As usual, Martin (who wrote the script with Co-Producer Lorne Michaels and Songwriter Randy Newman) plays a fellow with misplaced confidence in his own shrewdness; Chase, for a change, plays a stupid man; Short is pretty much along for the ride, though he has the best actor's moment, choking himself up as he tells some bewildered children about the high point of his life, when Dorothy Gish praised one of his performances. There is a lot of good, broad comedy in Three Amigos!, notably an encounter with a singing bush that knows only public domain songs and Martin's turning an attempt to escape from a dungeon into a parody of a Nautilus workout. Under John Landis' slaphappy direction, the movie does not always bounce that wildly off the wall. But Monty Python would not entirely disown it either.

By Richard Schickel

LITTLE SHOP OF HORRORS

Seymour Krelborn (Rick Moranis) is a skid row nerd, languishing in Mushnik's Flower Shop.
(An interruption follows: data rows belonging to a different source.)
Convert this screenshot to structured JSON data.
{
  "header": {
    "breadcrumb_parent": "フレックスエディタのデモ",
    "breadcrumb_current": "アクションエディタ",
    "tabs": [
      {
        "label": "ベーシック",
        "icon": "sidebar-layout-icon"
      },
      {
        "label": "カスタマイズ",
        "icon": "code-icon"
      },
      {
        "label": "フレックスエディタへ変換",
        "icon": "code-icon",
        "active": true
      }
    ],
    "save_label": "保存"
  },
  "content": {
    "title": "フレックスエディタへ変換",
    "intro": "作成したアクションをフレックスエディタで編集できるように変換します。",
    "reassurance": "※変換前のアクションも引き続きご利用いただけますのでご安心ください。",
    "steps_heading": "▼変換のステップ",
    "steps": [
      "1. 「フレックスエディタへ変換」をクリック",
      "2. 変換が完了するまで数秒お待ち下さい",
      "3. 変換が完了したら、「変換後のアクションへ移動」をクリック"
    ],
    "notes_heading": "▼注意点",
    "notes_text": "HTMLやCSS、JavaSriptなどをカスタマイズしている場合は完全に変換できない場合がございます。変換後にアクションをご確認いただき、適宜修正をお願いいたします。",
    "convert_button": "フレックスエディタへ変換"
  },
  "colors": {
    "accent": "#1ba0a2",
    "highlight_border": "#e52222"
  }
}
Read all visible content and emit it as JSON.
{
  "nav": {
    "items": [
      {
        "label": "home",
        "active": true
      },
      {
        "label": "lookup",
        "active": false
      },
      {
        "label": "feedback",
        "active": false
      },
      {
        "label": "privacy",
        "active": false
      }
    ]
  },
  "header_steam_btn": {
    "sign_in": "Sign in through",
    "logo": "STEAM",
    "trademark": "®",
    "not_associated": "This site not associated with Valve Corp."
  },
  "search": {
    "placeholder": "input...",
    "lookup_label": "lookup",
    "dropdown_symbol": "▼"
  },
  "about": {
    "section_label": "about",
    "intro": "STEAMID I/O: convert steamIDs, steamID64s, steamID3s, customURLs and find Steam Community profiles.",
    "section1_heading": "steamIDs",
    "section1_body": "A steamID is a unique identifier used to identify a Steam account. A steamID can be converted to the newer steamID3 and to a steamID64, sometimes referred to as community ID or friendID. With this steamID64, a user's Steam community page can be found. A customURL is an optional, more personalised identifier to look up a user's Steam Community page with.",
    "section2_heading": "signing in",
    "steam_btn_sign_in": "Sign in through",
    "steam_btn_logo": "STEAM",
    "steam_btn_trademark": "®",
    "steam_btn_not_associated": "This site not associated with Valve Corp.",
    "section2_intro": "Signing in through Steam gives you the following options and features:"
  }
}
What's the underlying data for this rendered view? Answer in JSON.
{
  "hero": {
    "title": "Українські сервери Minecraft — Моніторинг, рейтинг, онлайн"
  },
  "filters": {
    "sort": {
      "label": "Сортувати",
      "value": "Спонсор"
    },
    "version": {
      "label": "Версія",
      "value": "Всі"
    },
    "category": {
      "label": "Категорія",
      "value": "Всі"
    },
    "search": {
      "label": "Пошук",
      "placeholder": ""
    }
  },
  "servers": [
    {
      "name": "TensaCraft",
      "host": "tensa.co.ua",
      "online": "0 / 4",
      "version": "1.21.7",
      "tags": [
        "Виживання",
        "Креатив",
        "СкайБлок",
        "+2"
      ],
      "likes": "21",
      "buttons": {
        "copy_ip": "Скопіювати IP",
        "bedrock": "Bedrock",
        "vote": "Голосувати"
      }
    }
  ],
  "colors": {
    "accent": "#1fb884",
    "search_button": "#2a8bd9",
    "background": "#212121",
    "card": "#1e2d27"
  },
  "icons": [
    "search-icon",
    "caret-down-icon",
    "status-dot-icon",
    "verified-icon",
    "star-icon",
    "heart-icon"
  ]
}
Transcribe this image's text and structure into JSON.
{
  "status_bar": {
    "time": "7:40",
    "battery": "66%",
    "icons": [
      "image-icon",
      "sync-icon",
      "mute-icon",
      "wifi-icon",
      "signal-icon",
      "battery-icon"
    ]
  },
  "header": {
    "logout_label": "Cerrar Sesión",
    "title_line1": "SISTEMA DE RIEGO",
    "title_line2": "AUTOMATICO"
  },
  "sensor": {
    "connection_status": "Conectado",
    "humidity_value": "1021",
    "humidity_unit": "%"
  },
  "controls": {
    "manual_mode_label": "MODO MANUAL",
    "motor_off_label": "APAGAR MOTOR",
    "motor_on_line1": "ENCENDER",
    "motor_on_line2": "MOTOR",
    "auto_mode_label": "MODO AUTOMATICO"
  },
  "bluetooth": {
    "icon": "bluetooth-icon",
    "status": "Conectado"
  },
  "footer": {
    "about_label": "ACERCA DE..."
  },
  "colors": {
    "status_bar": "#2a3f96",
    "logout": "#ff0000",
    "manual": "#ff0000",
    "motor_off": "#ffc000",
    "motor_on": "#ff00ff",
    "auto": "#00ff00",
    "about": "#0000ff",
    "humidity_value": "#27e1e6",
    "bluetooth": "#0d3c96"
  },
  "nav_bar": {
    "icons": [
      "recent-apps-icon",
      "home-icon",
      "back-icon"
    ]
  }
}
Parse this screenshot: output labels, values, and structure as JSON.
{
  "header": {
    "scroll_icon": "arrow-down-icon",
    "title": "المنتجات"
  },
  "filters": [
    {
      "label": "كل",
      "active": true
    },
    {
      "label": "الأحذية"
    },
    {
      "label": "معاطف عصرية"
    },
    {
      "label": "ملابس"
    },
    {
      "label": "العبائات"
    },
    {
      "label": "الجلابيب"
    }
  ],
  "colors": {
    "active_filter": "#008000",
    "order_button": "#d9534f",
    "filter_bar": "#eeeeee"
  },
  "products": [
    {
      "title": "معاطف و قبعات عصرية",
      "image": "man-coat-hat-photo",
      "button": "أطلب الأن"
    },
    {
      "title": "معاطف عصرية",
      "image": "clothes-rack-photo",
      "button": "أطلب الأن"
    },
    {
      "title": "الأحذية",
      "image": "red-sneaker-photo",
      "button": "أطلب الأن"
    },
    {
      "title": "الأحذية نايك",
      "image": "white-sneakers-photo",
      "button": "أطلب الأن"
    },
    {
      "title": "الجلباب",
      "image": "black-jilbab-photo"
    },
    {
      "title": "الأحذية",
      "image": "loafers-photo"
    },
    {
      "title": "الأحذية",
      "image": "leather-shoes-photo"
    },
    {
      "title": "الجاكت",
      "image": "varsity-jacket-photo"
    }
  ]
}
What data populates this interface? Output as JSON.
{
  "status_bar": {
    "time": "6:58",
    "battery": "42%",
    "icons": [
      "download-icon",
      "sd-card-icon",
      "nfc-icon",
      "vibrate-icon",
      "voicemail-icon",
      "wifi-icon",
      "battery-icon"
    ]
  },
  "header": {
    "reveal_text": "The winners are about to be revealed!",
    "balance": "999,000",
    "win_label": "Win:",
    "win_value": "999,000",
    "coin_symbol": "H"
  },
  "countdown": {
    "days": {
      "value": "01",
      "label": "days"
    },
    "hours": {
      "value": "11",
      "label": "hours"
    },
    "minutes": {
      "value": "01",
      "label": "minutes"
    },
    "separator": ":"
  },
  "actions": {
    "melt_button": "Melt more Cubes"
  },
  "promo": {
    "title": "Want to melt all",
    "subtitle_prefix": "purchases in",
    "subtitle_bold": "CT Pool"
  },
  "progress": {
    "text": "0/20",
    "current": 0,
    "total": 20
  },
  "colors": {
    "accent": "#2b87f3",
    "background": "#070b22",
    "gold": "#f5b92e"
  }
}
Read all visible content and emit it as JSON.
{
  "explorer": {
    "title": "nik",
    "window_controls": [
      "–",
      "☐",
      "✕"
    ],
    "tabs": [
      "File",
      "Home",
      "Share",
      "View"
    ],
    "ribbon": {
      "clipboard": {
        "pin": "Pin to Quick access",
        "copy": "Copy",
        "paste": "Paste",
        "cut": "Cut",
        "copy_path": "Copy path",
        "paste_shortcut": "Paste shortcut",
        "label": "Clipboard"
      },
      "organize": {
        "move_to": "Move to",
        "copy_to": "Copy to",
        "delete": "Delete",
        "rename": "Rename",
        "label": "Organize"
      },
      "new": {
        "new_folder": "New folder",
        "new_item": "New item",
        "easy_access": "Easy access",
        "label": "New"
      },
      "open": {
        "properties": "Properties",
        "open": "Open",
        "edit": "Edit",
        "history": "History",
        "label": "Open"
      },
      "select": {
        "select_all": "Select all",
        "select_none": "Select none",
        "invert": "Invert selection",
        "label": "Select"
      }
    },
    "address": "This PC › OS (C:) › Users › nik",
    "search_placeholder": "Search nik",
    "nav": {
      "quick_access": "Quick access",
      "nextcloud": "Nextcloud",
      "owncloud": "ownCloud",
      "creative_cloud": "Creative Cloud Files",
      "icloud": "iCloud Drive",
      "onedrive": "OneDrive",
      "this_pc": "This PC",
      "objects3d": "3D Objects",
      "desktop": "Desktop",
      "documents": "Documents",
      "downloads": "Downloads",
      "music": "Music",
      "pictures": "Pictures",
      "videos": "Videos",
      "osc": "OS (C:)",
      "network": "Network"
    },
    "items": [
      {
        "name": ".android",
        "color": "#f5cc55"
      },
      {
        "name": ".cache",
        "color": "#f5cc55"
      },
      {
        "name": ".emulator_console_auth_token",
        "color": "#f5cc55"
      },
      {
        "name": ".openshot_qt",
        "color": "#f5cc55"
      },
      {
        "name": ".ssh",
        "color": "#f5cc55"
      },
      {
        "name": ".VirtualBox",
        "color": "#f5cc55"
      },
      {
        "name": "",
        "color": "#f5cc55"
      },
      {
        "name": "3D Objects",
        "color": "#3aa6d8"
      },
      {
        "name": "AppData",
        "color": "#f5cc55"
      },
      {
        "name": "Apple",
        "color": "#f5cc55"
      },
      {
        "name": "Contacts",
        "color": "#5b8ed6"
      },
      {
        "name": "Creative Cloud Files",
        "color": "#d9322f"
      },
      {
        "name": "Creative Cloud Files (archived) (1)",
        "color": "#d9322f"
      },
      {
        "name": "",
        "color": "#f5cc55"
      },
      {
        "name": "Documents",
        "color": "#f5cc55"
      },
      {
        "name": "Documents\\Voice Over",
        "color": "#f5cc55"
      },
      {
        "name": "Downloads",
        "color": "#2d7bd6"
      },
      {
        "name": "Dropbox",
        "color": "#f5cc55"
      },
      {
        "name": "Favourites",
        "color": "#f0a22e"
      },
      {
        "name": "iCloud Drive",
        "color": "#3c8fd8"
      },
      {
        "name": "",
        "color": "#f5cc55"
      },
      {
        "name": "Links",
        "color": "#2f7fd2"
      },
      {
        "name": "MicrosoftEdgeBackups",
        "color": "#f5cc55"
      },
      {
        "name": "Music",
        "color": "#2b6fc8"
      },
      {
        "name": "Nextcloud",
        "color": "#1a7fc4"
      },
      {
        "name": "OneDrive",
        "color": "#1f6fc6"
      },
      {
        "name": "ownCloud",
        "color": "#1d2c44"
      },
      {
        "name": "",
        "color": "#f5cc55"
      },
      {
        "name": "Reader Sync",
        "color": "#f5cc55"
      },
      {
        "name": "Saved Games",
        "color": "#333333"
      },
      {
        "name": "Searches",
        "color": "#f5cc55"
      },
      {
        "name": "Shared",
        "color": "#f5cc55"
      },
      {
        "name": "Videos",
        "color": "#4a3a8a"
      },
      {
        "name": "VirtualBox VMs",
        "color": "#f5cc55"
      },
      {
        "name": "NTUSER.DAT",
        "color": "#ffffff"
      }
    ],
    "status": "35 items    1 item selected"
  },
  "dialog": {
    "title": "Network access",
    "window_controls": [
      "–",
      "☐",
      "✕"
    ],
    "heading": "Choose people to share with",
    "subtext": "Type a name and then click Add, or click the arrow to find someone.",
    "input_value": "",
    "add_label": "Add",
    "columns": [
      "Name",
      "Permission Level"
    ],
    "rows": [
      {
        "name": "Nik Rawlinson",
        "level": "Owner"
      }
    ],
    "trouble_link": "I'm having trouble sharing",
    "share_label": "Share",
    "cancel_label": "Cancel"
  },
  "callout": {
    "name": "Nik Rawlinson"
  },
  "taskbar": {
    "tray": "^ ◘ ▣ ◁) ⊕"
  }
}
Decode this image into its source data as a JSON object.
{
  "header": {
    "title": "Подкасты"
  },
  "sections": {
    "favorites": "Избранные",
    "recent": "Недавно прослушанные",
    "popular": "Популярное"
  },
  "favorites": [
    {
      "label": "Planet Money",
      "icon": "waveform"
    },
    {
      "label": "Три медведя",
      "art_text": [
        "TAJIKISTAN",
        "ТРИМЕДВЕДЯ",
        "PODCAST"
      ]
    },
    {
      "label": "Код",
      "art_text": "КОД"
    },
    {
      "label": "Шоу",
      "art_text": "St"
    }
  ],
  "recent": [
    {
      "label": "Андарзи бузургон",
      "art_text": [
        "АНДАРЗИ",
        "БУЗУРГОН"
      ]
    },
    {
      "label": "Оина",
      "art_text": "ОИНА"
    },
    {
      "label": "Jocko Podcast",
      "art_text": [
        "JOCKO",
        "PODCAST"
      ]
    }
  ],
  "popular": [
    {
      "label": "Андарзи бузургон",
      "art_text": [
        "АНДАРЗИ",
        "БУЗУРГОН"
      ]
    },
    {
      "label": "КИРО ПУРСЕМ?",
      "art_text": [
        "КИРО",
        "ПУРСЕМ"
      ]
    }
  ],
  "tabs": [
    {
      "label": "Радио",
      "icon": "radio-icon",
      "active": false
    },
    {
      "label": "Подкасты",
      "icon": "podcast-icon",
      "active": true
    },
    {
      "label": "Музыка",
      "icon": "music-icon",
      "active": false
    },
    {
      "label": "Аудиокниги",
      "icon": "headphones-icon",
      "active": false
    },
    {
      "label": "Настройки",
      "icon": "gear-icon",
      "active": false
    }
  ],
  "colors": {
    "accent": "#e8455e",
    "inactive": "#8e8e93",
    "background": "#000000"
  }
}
He loves the tramp goddess Audrey (Ellen Greene), but she too willingly suffers the bondage and discipline of the notorious Orin Scrivello, D.D.S. (Steve Martin). Not until Seymour strikes a Faustian bargain with a talking plant he calls Audrey II does our hero find the girl of his dreams. And the killer vegetation of his most festering nightmares.

You can try not liking this adaptation of the Off-Broadway musical hit -- it has no polish and a pushy way with a gag -- but the movie sneaks up on you, about as subtly as Audrey II. The songs are neat pastiches of '60s pop. The plant is an animatronic wonder, all blue gums, naughty tendrils and mighty mouth. Moranis and Greene make for a comely-homely pair of thwarted lovers, and Martin is his hilarious self, libeling all dentists who had just managed to forget Marathon Man. Then Bill Murray shows up as the perfect dental patient, sublime masochist to Martin's cheerful sadist, and strolls away with ; the picture. Little Shop never quite recovers its bearings; the viewer may not either. Death by laughter. -- By Richard Corliss

THE MORNING AFTER

Here it is, the worst nightmare of the singles scene: you go home with someone whose name you didn't quite catch in the bar, spend the night with him or her, and wake up to find your brief encounter permanently dead beside you.